I only suggested the OP avoid betas here because I thought they were giving him trouble.
 
But it adds to the passive influence I've already incorporated, so that it can inform my next story. I think of passive influences as fine (because they're completely unavoidable) and active influences as something that won't benefit me, and might not benefit others. But that's for them to discover.
I see what you are saying, but don’t view it as being black and white. Are passive and active influences really that different? In both cases, it’s what other humans think.
 
I see what you are saying, but don’t view it as being black and white. Are passive and active influences really that different? In both cases, it’s what other humans think.

The active ones must be sought, the passive ones don't.

I admit it's a little bit arbitrary. Because I know you seek out research material, but that's not the same to me because the research informs what I CREATE. Once created, it's "there," it exists. And it's mine.

The search for active influences would start at that point. The act of creation is already done. I think of outside editing (and, I suppose, beta-read stories) as "re"-creating pieces, in a way, especially if they involve outsiders who weren't involved in the initial creation.

I'm aware some see betas/editing as a part of the process of creation, but I don't. I edit my own pieces by myself, and VERY minimally.
 
The concerns about beta readers (and editors) changing your work/voice/whatever, sound a lot like the fears I had that therapy would force me to be someone else. Turns out that therapy isn't like that at all, and neither are beta readers.

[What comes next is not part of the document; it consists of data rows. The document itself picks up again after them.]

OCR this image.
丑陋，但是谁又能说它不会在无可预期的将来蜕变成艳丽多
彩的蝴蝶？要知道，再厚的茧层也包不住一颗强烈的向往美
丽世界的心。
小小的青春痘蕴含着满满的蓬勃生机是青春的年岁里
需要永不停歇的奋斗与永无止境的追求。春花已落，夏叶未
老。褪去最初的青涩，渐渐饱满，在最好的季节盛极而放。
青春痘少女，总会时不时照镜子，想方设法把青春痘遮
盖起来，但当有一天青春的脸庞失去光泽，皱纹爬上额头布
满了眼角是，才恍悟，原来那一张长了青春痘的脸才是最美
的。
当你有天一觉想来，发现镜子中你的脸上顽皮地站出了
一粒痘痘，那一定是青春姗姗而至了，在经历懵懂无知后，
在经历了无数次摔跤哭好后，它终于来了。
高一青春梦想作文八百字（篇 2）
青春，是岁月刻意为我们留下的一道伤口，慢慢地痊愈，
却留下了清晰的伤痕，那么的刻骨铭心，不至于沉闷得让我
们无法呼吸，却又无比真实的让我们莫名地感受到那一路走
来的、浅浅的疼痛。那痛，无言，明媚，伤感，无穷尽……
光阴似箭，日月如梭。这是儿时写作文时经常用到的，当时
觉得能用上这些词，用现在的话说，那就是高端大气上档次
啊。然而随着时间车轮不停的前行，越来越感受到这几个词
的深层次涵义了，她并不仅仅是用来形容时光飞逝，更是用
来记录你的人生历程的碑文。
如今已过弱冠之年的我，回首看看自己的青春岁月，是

I get that fear, but from my experience, it's not about changing you, it's getting a second opinion. You are asking an outsider to look at your work and tell you what they think of what you've written before you release it into the world. Many of us are way too close and emotionally involved in our stories and we cannot be rational about them. Having a second opinion from someone who has no investment in your story is not that different than having readers tell you what they think of your story, with the difference that your story isn't live and if they see something that needs tweaking, you can make that change.

A beta reader is not there to tell you to rewrite your stories, and if they do, stop using them. That's the role of a development/structural editor, and that's far earlier in the process.

Whether you follow up on any opinions is always up to you.